OS Zoomstack – the Gift that Keeps On Giving

On July 17 2018, Ordnance Survey (OS), the United Kingdom’s national mapping agency, released a trial of a product called “OS Zoomstack.” At the time many overlooked it, as Ordnance Survey makes lots of their data over 1:5000 available for free. I have to admit I was one of them. 

In August of last year, one of my developers was putting together a web map, and I spotted that quite a bit of the data was incorrect; there were substantial parts of the area around where I live missing. It turned out that he was using Mapbox and the map I was looking at was using Open Street Map, so we started looking at how we could bring the Ordnance Survey data into our map system.

You can see in the example below. Even though both data are open, the Ordnance Survey data has all the buildings as well as more up-to-date boundaries for the land.

Open Street Map Extract

OS Zoomstack Extract

 

 

 

 

 

 

 

Let’s be clear: I am not saying that Open Street Map isn’t good data. It is kept up to date, and you can see things being updated on a daily basis. The Ordnance Survey Zoomstack, though, is derived from their definitive 1:1250 scale MasterMap product, which is updated on a quarterly basis and is used by all planning and government departments within the UK, so you can have a little confidence in where things lie even if it is a little generalized. 

Formats

The great news doesn’t just stop there. Ordnance Survey has a history (as do many geospatial companies) of providing their data in specific formats, mostly Esri shapefile and GML. The  Zoomstack is a scaled map that you can use from overview to street-level mapping, the detail in the map changing as you zoom in and out to keep it quick, but providing the information you can see at the relevant scale (there is no need to see buildings at 1:250,000 just as there is no need to see urban extents at 1:10,000).

To provide this product, Ordnance Survey broke a few rules and gave the data in Geopackage, PostGIS, MBTiles or (this was the killer) an API so you could just hook it into your own web map build. 

Open-source Zoomstack

Zoomstack can also use webGL 2.5D.

You’ll note that I am talking in past tense. According to an announcement that OS made on January 28 this year, OS Zoomstack is out of trial and now fully supported. You heard that right, OS now provides an open-source mapping product which is derived from their definitive mapping product, and this is only the tip of the iceberg.

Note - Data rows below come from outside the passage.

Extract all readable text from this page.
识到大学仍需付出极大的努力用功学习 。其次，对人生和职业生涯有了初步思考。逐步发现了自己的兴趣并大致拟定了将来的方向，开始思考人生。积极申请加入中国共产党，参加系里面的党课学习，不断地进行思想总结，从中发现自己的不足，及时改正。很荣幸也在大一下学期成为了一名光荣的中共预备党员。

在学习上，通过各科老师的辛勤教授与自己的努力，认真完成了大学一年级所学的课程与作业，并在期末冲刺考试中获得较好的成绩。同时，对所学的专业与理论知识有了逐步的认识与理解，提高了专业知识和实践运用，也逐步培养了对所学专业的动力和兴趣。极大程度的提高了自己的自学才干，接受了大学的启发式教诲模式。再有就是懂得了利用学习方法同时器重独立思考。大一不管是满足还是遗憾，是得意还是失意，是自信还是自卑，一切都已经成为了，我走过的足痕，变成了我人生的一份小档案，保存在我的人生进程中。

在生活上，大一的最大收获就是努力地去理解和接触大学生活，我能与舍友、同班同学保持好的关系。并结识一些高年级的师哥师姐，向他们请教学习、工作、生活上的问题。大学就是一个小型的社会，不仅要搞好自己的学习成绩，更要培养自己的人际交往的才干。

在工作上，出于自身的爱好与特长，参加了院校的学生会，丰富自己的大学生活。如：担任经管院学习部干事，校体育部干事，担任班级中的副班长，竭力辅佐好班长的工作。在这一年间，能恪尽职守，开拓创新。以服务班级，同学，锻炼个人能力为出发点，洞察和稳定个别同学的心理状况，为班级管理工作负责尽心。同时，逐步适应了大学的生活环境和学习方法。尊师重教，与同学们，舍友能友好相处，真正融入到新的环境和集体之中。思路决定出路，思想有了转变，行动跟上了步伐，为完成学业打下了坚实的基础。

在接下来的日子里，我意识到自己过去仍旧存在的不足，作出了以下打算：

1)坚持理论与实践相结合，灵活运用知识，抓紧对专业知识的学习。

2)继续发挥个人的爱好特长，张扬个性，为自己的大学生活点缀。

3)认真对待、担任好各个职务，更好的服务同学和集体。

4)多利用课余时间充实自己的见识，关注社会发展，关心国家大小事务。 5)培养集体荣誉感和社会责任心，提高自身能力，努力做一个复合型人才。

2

It appears that the OS Zoomstack may be a trial for some of their products, though it is a little early to tell which. What we do know is that a company called Europa Technologies has created an OS Mastermap Zoomstack. which in the future would be a great bonus for OS to provide this rather large and heavy super detailed data (60gb+) and that Europa has been talking with OS about the product. There is also another reason for the Mastermap data to go down the “Zoomstack route”—due to a UK Government requirement to open the Mastermap data up (more about that in another blog!).

Using OS Zoomstack and Mastermap for fast responsive web mapping.

 

So, if you need some open-source mapping of the UK you won’t go wrong with the OS open Zoomstack. It runs really quickly in QGIS using Geopackage or PostGIS and runs seamlessly on the web using MBTiles or the API (currently at no cost). Give it a go—you’ll find a map to play with here and links to all the data.